1927 — aujourd’hui (S. d. F.).

Paris Sud I. — Saint-Michel (Vaugirard).

 

39ème Paris

La 39ème Paris (« Saint Lambert », brun plain) est fondée par l’abbé Graffin et affiliée en 1927. La fondation est probablement assistée par la 34ème (Saint-Léon-de-Grenelle). La meute est attestée en 1928. La troupe est mentionnée dans Scout en 1934 et 1935. En 1931-1936, elle a son propre bulletin polycopié, Nos écorces ; il semble que 39ème et 93ème sont à cette époque assez séparées ; leurs aumôniers sont différents ; le groupe, uni encore en 1934, semble double jusqu’en 1940.

93ème Paris

La 93ème Paris est créée vers 1930, affiliée en 1933, mentionnée en 1935 et 1946. Elle a eu pour C. T. Yann Cotten de Saint-Yvi, un des animateurs de Raid.
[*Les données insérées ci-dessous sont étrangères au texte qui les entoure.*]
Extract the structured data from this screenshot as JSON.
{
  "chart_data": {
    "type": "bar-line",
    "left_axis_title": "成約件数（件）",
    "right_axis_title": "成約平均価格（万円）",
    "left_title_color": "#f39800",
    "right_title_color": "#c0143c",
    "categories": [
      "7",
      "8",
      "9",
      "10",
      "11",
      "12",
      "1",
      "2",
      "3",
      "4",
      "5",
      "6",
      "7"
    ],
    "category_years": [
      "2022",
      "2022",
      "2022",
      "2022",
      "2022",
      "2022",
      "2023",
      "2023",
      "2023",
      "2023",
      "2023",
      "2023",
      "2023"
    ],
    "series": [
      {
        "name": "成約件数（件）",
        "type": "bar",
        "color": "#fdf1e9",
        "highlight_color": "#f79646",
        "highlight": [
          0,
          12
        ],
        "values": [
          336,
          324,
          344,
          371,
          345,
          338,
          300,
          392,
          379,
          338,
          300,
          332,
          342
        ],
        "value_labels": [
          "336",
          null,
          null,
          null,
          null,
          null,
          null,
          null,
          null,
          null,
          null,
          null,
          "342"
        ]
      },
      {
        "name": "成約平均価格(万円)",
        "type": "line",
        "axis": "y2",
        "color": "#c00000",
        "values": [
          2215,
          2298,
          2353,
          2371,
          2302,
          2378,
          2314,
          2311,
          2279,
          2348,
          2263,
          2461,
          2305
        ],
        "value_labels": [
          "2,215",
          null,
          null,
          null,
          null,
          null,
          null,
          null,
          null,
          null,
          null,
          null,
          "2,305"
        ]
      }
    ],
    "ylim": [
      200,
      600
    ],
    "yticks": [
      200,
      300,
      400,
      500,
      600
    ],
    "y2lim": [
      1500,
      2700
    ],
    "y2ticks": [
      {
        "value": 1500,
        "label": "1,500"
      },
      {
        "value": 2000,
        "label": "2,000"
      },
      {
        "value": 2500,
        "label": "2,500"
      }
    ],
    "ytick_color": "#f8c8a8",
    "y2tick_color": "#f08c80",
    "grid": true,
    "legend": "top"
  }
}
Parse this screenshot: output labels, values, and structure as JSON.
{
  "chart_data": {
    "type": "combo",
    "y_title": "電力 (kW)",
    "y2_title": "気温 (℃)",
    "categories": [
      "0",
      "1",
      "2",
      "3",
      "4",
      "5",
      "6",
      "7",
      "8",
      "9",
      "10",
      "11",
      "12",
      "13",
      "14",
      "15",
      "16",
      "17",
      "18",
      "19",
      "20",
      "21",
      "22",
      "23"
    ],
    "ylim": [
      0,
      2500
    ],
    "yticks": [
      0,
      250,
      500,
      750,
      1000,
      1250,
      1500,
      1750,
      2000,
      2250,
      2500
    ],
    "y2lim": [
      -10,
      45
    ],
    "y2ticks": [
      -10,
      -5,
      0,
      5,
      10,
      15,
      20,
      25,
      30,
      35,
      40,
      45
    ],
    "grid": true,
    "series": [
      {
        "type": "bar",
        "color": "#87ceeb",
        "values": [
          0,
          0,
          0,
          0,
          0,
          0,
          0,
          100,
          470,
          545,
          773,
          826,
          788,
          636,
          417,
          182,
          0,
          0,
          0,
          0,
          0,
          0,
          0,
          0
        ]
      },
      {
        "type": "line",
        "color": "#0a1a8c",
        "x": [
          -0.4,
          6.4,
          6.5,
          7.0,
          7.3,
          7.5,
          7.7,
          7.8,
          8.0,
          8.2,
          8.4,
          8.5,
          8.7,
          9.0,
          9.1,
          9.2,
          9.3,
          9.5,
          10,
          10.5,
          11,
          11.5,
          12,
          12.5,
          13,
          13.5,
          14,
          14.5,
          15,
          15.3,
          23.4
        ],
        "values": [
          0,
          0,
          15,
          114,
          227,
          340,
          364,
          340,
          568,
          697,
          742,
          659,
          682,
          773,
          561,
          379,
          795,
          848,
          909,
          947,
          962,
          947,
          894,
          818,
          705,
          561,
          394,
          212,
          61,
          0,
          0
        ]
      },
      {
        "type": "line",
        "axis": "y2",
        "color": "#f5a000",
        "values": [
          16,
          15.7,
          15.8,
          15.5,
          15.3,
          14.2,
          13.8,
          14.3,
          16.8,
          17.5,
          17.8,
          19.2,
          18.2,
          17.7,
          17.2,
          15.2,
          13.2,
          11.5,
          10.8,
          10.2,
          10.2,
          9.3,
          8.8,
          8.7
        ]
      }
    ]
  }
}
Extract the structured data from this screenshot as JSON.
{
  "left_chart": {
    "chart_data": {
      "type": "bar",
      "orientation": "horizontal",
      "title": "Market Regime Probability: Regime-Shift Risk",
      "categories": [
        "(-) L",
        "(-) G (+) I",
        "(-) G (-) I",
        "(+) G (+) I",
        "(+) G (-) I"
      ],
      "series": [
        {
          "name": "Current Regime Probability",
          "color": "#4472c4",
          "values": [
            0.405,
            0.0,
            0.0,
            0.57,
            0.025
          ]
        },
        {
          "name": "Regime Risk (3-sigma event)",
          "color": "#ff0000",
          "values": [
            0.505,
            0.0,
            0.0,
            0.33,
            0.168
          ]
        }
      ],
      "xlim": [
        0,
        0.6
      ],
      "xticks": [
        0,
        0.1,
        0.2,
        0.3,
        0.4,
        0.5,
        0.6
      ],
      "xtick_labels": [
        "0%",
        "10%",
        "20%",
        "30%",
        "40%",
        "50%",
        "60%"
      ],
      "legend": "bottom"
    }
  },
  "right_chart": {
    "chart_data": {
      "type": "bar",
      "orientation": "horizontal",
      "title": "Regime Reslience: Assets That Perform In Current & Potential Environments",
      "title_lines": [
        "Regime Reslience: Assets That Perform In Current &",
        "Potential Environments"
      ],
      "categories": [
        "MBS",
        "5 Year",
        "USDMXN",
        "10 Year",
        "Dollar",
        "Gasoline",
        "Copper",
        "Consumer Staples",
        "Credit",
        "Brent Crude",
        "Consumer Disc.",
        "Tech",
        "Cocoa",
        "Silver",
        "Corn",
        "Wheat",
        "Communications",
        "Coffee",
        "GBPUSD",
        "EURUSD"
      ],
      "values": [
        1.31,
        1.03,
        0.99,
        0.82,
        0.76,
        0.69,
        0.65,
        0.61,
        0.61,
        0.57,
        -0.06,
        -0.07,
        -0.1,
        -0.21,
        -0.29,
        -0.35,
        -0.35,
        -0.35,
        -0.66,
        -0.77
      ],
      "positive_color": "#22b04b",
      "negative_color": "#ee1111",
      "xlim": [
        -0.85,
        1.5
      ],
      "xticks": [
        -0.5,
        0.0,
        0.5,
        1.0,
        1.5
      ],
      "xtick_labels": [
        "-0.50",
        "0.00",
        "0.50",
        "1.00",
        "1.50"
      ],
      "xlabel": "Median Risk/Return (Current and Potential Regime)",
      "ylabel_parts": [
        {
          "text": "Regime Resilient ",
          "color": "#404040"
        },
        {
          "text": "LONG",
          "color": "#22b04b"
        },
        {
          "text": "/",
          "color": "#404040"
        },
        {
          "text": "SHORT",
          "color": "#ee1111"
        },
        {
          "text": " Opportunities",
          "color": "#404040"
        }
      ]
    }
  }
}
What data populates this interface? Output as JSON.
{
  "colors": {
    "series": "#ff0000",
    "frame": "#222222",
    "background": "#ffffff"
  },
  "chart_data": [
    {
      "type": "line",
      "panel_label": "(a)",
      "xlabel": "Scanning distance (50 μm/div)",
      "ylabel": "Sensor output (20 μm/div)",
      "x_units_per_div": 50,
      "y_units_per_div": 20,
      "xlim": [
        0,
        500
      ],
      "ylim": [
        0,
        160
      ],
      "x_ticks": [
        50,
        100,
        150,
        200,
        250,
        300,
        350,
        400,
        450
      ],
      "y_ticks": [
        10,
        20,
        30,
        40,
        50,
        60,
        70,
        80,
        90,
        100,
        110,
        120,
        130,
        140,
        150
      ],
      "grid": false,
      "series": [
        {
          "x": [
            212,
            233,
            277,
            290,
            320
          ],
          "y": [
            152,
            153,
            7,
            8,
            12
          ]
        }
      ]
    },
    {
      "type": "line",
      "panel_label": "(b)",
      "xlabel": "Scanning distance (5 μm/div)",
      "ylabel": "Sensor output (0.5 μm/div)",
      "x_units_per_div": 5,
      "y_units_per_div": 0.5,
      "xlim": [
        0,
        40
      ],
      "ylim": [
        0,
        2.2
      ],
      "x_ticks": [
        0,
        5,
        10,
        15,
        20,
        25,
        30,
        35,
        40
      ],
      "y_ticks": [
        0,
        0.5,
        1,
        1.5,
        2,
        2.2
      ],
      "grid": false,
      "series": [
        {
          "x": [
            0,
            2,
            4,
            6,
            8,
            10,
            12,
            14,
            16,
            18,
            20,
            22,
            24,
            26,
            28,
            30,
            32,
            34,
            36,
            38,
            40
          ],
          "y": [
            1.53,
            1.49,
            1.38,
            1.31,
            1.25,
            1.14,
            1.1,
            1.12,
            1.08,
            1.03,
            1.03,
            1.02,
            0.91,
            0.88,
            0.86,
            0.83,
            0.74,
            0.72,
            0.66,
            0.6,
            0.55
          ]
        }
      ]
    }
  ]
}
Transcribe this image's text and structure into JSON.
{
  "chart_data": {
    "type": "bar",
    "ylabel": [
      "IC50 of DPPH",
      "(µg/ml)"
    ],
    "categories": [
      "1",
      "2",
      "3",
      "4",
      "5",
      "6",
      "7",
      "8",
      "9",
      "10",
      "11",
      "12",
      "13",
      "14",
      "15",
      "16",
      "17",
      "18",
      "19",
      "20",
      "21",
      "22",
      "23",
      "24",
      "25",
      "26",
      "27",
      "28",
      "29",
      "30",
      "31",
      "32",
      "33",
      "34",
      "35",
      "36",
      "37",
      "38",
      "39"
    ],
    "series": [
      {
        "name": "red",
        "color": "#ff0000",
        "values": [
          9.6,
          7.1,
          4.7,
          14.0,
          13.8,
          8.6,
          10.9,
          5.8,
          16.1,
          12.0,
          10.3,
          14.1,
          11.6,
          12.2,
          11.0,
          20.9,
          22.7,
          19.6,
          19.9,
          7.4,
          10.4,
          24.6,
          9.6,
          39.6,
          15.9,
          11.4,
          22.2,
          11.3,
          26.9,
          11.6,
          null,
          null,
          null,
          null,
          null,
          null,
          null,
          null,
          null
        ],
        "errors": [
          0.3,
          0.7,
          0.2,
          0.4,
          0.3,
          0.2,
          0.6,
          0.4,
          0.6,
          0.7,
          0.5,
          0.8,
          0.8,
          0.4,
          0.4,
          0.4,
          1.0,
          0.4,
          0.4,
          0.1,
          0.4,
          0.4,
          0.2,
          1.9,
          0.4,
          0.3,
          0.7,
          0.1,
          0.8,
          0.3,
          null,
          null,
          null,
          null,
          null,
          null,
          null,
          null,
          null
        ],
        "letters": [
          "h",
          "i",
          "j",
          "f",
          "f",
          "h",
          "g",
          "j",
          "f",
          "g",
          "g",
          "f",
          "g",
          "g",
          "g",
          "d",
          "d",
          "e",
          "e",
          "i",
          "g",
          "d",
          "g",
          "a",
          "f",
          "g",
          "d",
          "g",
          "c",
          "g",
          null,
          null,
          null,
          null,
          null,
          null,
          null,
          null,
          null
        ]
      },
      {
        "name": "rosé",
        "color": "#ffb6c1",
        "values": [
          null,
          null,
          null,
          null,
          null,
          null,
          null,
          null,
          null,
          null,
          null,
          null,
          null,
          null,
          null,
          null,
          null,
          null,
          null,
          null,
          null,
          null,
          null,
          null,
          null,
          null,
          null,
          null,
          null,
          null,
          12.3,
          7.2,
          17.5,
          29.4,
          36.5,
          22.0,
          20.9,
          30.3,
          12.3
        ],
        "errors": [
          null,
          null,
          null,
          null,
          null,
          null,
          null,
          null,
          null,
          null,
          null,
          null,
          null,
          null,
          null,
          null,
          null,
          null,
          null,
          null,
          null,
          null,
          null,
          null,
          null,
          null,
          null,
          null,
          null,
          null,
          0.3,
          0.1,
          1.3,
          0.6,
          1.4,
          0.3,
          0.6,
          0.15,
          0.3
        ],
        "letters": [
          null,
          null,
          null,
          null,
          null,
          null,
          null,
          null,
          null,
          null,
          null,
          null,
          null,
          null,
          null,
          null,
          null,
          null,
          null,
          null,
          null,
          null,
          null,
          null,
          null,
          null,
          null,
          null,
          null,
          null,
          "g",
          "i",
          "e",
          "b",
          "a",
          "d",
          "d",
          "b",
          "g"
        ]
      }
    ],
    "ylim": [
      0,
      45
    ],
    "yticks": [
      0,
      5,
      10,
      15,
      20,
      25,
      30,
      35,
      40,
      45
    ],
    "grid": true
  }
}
Elle n’est cependant pas passée aux S. U. F. La mystérieuse 39ème (meute) de Saint-Philippe-du-Roule en 1980-1983, au moment du passage de ce groupe aux S. U. F., était peut-être ce qui restait des unitaires de ce groupe.

193ème Paris

La 193ème Paris est attestée en 1938-1939, 1947 et 1957. Elle dédouble la 93ème. La meute, quant à elle, est affiliée dès le 5 janvier 1936, ce que L’Île-de-France, le bulletin mensuel de la province, salue joliment : « Nous souhaitons tous bonne chasse dans la jungle de Paris sud »…

 

Le groupe S. d. F. existe toujours, sans numéro (bleu clair, bande blanche).